Theranos was born into nobility. By its second year as a company, it was valued at $30 million, even when it was still headquartered in a Stanford basement. By the time a decade passed, it was worth nearly $10 billion according to Forbes Magazine.

However, the company came crashing down after a series of failed inspections and deadend corporate partnerships revealed its product’s many flaws. Theranos’s headline blood tester, the Edison, was simply a dud. It did not function accurately, and all tests were actually being outsourced to equipment purchased from Siemens. Even those tests were vastly unpredictable, as blood tests were never meant to be performed on such small quantities of blood. In retrospect, the failure should have been obvious. Theranos advertising was dodgy and used legally grey terms to purposely skirt around regulations, and federal laboratory inspections were often staged or avoided in order to prevent the public from discovering the company’s difficulties. Eventually, Theranos was exposed by a whistleblower, but it would likely have continued its fraudulent actions far into the future had there been no concerns raised by employees.

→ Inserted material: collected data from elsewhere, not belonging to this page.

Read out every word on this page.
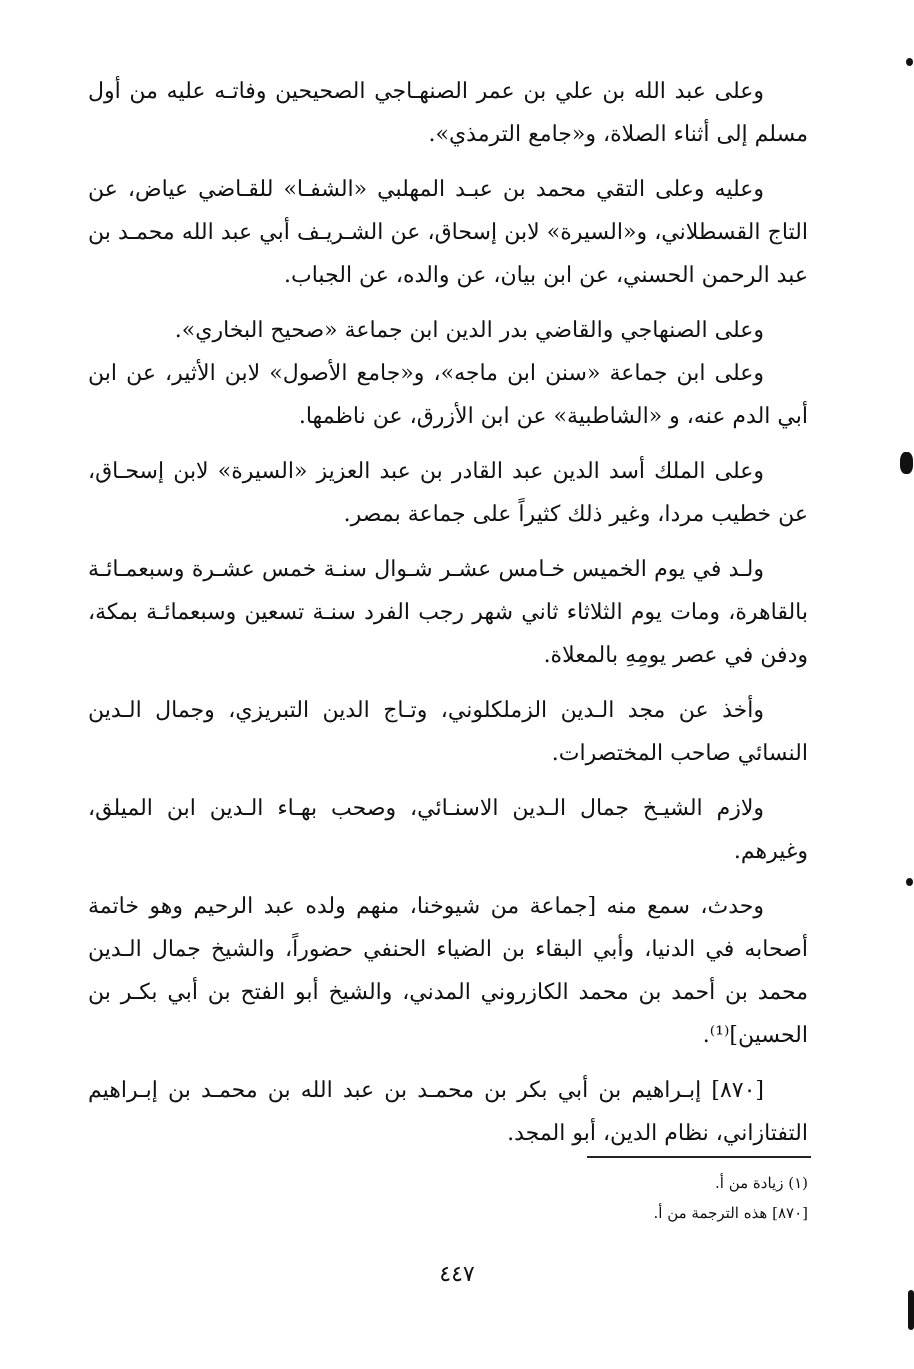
وعلى عبد الله بن علي بن عمر الصنهـاجي الصحيحين وفاتـه عليه من أول مسلم إلى أثناء الصلاة، و«جامع الترمذي».

وعليه وعلى التقي محمد بن عبـد المهلبي «الشفـا» للقـاضي عياض، عن التاج القسطلاني، و«السيرة» لابن إسحاق، عن الشـريـف أبي عبد الله محمـد بن عبد الرحمن الحسني، عن ابن بيان، عن والده، عن الجباب.

وعلى الصنهاجي والقاضي بدر الدين ابن جماعة «صحيح البخاري».

وعلى ابن جماعة «سنن ابن ماجه»، و«جامع الأصول» لابن الأثير، عن ابن أبي الدم عنه، و «الشاطبية» عن ابن الأزرق، عن ناظمها.

وعلى الملك أسد الدين عبد القادر بن عبد العزيز «السيرة» لابن إسحـاق، عن خطيب مردا، وغير ذلك كثيراً على جماعة بمصر.

ولـد في يوم الخميس خـامس عشـر شـوال سنـة خمس عشـرة وسبعمـائـة بالقاهرة، ومات يوم الثلاثاء ثاني شهر رجب الفرد سنـة تسعين وسبعمائـة بمكة، ودفن في عصر يومِهِ بالمعلاة.

وأخذ عن مجد الـدين الزملكلوني، وتـاج الدين التبريزي، وجمال الـدين النسائي صاحب المختصرات.

ولازم الشيـخ جمال الـدين الاسنـائي، وصحب بهـاء الـدين ابن الميلق، وغيرهم.

وحدث، سمع منه [جماعة من شيوخنا، منهم ولده عبد الرحيم وهو خاتمة أصحابه في الدنيا، وأبي البقاء بن الضياء الحنفي حضوراً، والشيخ جمال الـدين محمد بن أحمد بن محمد الكازروني المدني، والشيخ أبو الفتح بن أبي بكـر بن الحسين]⁽¹⁾.

[٨٧٠] إبـراهيم بن أبي بكر بن محمـد بن عبد الله بن محمـد بن إبـراهيم التفتازاني، نظام الدين، أبو المجد.

(١) زيادة من أ.

[٨٧٠] هذه الترجمة من أ.

٤٤٧
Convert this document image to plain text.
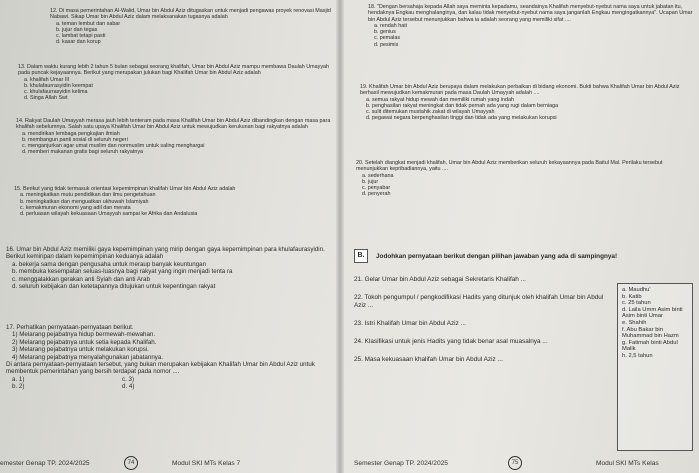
12. Di masa pemerintahan Al-Walid, Umar bin Abdul Aziz ditugaskan untuk menjadi pengawas proyek renovasi Masjid Nabawi. Sikap Umar bin Abdul Aziz dalam melaksanakan tugasnya adalah
a. teman lembut dan sabar
b. jujur dan tegas
c. lambat tetapi pasti
d. kasar dan korup
13. Dalam waktu kurang lebih 2 tahun 5 bulan sebagai seorang khalifah, Umar bin Abdul Aziz mampu membawa Daulah Umayyah pada puncak kejayaannya. Berikut yang merupakan julukan bagi Khalifah Umar bin Abdul Aziz adalah
a. khalifah Umar III
b. khulafaurrasyidin keempat
c. khulafaurrasyidin kelima
d. Singa Allah Swt
14. Rakyat Daulah Umayyah merasa jauh lebih tenteram pada masa Khalifah Umar bin Abdul Aziz dibandingkan dengan masa para khalifah sebelumnya. Salah satu upaya Khalifah Umar bin Abdul Aziz untuk mewujudkan kerukunan bagi rakyatnya adalah
a. mendirikan lembaga pengkajian ilmiah
b. membangun panti sosial di seluruh negeri
c. menganjurkan agar umat muslim dan nonmuslim untuk saling menghargai
d. memberi makanan gratis bagi seluruh rakyatnya
15. Berikut yang tidak termasuk orientasi kepemimpinan khalifah Umar bin Abdul Aziz adalah
a. meningkatkan mutu pendidikan dan ilmu pengetahuan
b. meningkatkan dan menguatkan ukhuwah Islamiyah
c. kemakmuran ekonomi yang adil dan merata
d. perluasan wilayah kekuasaan Umayyah sampai ke Afrika dan Andalusia
16. Umar bin Abdul Aziz memiliki gaya kepemimpinan yang mirip dengan gaya kepemimpinan para khulafaurasyidin. Berikut kemiripan dalam kepemimpinan keduanya adalah
a. bekerja sama dengan pengusaha untuk meraup banyak keuntungan
b. membuka kesempatan seluas-luasnya bagi rakyat yang ingin menjadi tenta ra
c. menggalakkan gerakan anti Syiah dan anti Arab
d. seluruh kebijakan dan ketetapannya ditujukan untuk kepentingan rakyat
17. Perhatikan pernyataan-pernyataan berikut.
1) Melarang pejabatnya hidup bermewah-mewahan.
2) Melarang pejabatnya untuk setia kepada Khalifah.
3) Melarang pejabatnya untuk melakukan korupsi.
4) Melarang pejabatnya menyalahgunakan jabatannya.
Di antara pernyataan-pernyataan tersebut, yang bukan merupakan kebijakan Khalifah Umar bin Abdul Aziz untuk membentuk pemerintahan yang bersih terdapat pada nomor ....
a. 1)
b. 2)
c. 3)
d. 4)
emester Genap TP. 2024/2025	74	Modul SKI MTs Kelas 7
18. "Dengan bersahaja kepada Allah saya meminta kepadamu, seandainya Khalifah menyebut-nyebut nama saya untuk jabatan itu, hendaknya Engkau menghalanginya, dan kalau tidak menyebut-nyebut nama saya janganlah Engkau mengingatkannya". Ucapan Umar bin Abdul Aziz tersebut menunjukkan bahwa ia adalah seorang yang memiliki sifat ....
a. rendah hati
b. genius
c. pemalas
d. pesimis
19. Khalifah Umar bin Abdul Aziz berupaya dalam melakukan perbaikan di bidang ekonomi. Bukti bahwa Khalifah Umar bin Abdul Aziz berhasil mewujudkan kemakmuran pada masa Daulah Umayyah adalah ....
a. semua rakyat hidup mewah dan memiliki rumah yang indah
b. penghasilan rakyat meningkat dan tidak pernah ada yang rugi dalam berniaga
c. sulit ditemukan mustahik zakat di wilayah Umayyah
d. pegawai negara berpenghasilan tinggi dan tidak ada yang melakukan korupsi
20. Setelah diangkat menjadi khalifah, Umar bin Abdul Aziz memberikan seluruh kekayaannya pada Baitul Mal. Perilaku tersebut menunjukkan kepribadiannya, yaitu ....
a. sederhana
b. jujur
c. penyabar
d. penyerah
B.	Jodohkan pernyataan berikut dengan pilihan jawaban yang ada di sampingnya!
21. Gelar Umar bin Abdul Aziz sebagai Sekretaris Khalifah ...
22. Tokoh pengumpul / pengkodifikasi Hadits yang ditunjuk oleh khalifah Umar bin Abdul Aziz ...
23. Istri Khalifah Umar bin Abdul Aziz ...
24. Klasifikasi untuk jenis Hadits yang tidak benar asal muasalnya ...
25. Masa kekuasaan khalifah Umar bin Abdul Aziz ...
a. Maudhu'
b. Katib
c. 25 tahun
d. Laila Umm Asim binti Asim binti Umar
e. Shahih
f. Abu Bakar bin Muhammad bin Hazm
g. Fatimah binti Abdul Malik
h. 2,5 tahun
Semester Genap TP. 2024/2025	75	Modul SKI MTs Kelas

The Theranos failure was documented in the second book I read this summer, Bad Blood. It was a journalistic account of the investigation written by The Wall Street Journal’s John Carreyrou. The novel’s publication inducted Elizabeth Holmes into a hall of fame with the likes of Jordan Belfort and Bernie Madoff. With a plot resembling fiction, Bad Blood followed Elizabeth Holmes’s twisted sense of reality and how she attempted to harness it for financial gain. However, when boiled down to its core, Holmes was just trying to replicate Steve Jobs.

Her twisted sense of reality, or “reality distortion field,” as it is often referred to in both Bad Blood and Steve Jobs, is something Holmes borrowed from Jobs, her idol. However, Jobs was a prodigy, and Holmes wasn’t. She was accurately replicating everything that Steve did, but she was so successful for one reason: she wasn’t Steve.

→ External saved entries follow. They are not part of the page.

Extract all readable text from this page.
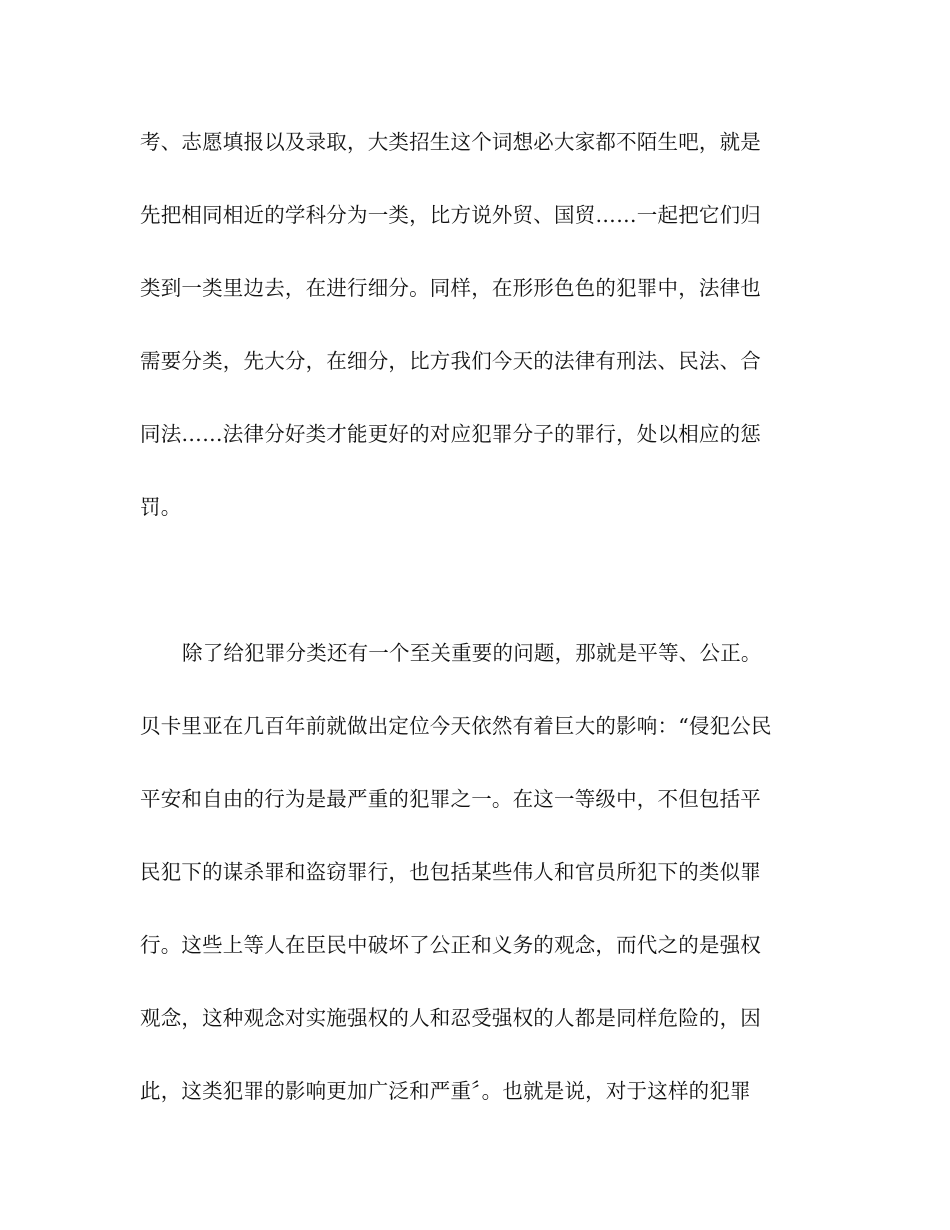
考、志愿填报以及录取，大类招生这个词想必大家都不陌生吧，就是
先把相同相近的学科分为一类，比方说外贸、国贸……一起把它们归
类到一类里边去，在进行细分。同样，在形形色色的犯罪中，法律也
需要分类，先大分，在细分，比方我们今天的法律有刑法、民法、合
同法……法律分好类才能更好的对应犯罪分子的罪行，处以相应的惩
罚。
除了给犯罪分类还有一个至关重要的问题，那就是平等、公正。
贝卡里亚在几百年前就做出定位今天依然有着巨大的影响：“侵犯公民
平安和自由的行为是最严重的犯罪之一。在这一等级中，不但包括平
民犯下的谋杀罪和盗窃罪行，也包括某些伟人和官员所犯下的类似罪
行。这些上等人在臣民中破坏了公正和义务的观念，而代之的是强权
观念，这种观念对实施强权的人和忍受强权的人都是同样危险的，因
此，这类犯罪的影响更加广泛和严重〞。也就是说，对于这样的犯罪
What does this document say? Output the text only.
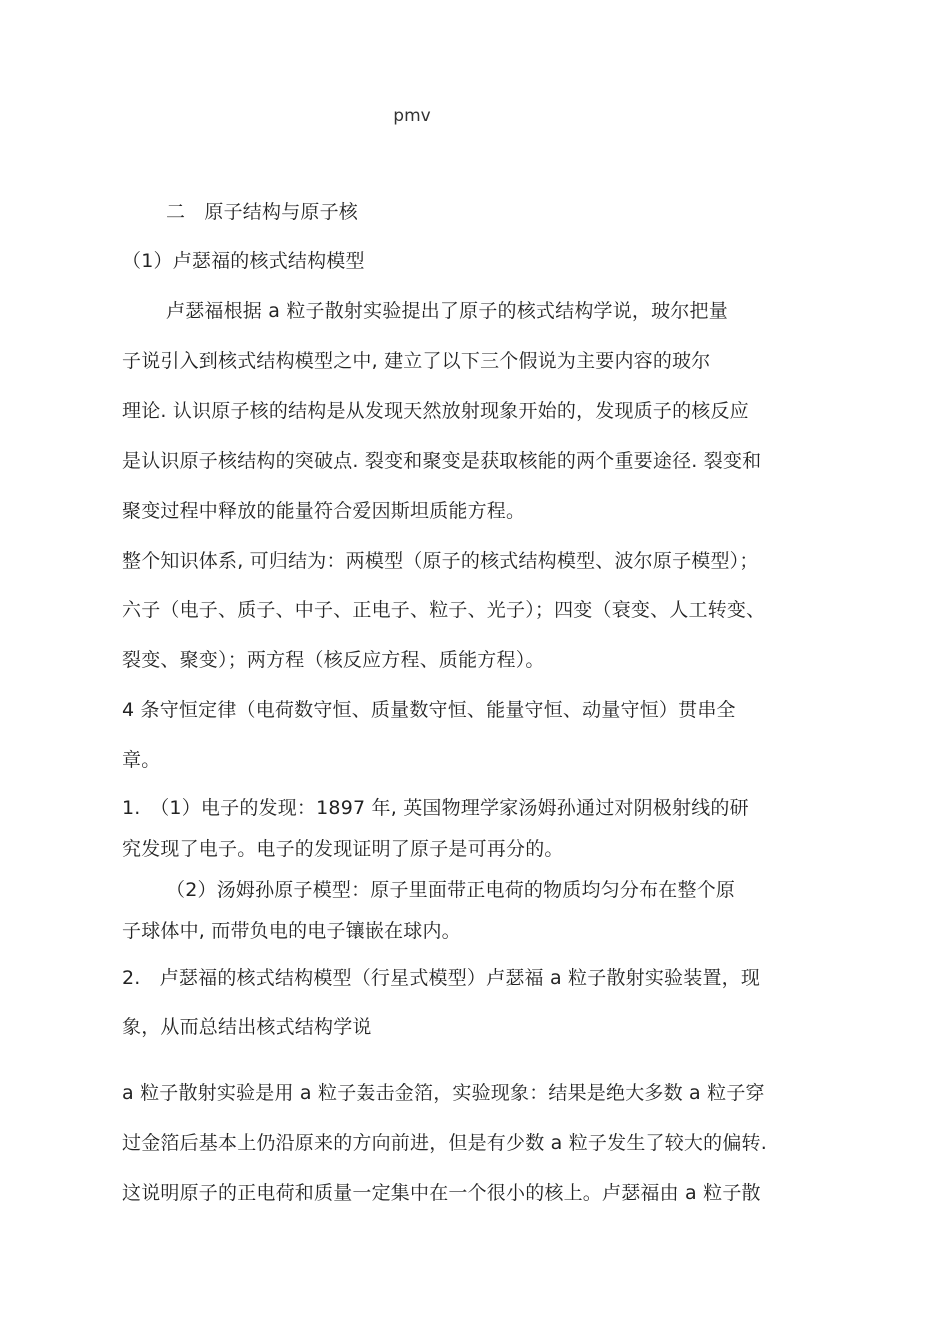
pmv
二　原子结构与原子核
（1）卢瑟福的核式结构模型
卢瑟福根据 a 粒子散射实验提出了原子的核式结构学说，玻尔把量
子说引入到核式结构模型之中, 建立了以下三个假说为主要内容的玻尔
理论. 认识原子核的结构是从发现天然放射现象开始的，发现质子的核反应
是认识原子核结构的突破点. 裂变和聚变是获取核能的两个重要途径. 裂变和
聚变过程中释放的能量符合爱因斯坦质能方程。
整个知识体系, 可归结为：两模型（原子的核式结构模型、波尔原子模型）；
六子（电子、质子、中子、正电子、粒子、光子）；四变（衰变、人工转变、
裂变、聚变）；两方程（核反应方程、质能方程）。
4 条守恒定律（电荷数守恒、质量数守恒、能量守恒、动量守恒）贯串全
章。
1.　（1）电子的发现：1897 年, 英国物理学家汤姆孙通过对阴极射线的研
究发现了电子。电子的发现证明了原子是可再分的。
（2）汤姆孙原子模型：原子里面带正电荷的物质均匀分布在整个原
子球体中, 而带负电的电子镶嵌在球内。
2.　卢瑟福的核式结构模型（行星式模型）卢瑟福 a 粒子散射实验装置，现
象，从而总结出核式结构学说
a 粒子散射实验是用 a 粒子轰击金箔，实验现象：结果是绝大多数 a 粒子穿
过金箔后基本上仍沿原来的方向前进，但是有少数 a 粒子发生了较大的偏转.
这说明原子的正电荷和质量一定集中在一个很小的核上。卢瑟福由 a 粒子散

For example, Steve Jobs would often shut out the ideas of his employees, only to come back and later implement them without giving credit. Holmes tried borrowing this concept, only to entirely oust herself from communicating with employees. Steve Jobs kept a close inner circle with people like Tim Cook and Jony Ive. Holmes tried this, but she ended up with a comically villainous sidekick named Sunny Balwani. Steve slashed deadlines, so did Holmes. Steve poured money into the wrong things, so did Holmes. Steve wanted beauty over function, so did Holmes.

To an outsider, they were the same. But in the end, Elizabeth Holmes was not Steve Jobs. She was only an actor trying to replicate his techniques, but an actor can only do so much. I enjoyed reading the books because they showed me what happens when you try to be someone you are not. Elizabeth Holmes certainly was brilliant, and I believe that Theranos would have achieved a lot more had her methodology been true to form. The failure of Theranos came from her ruthless pursuit of replicating Steve Jobs, and as a result, a promising company was cemented in history as a fraud.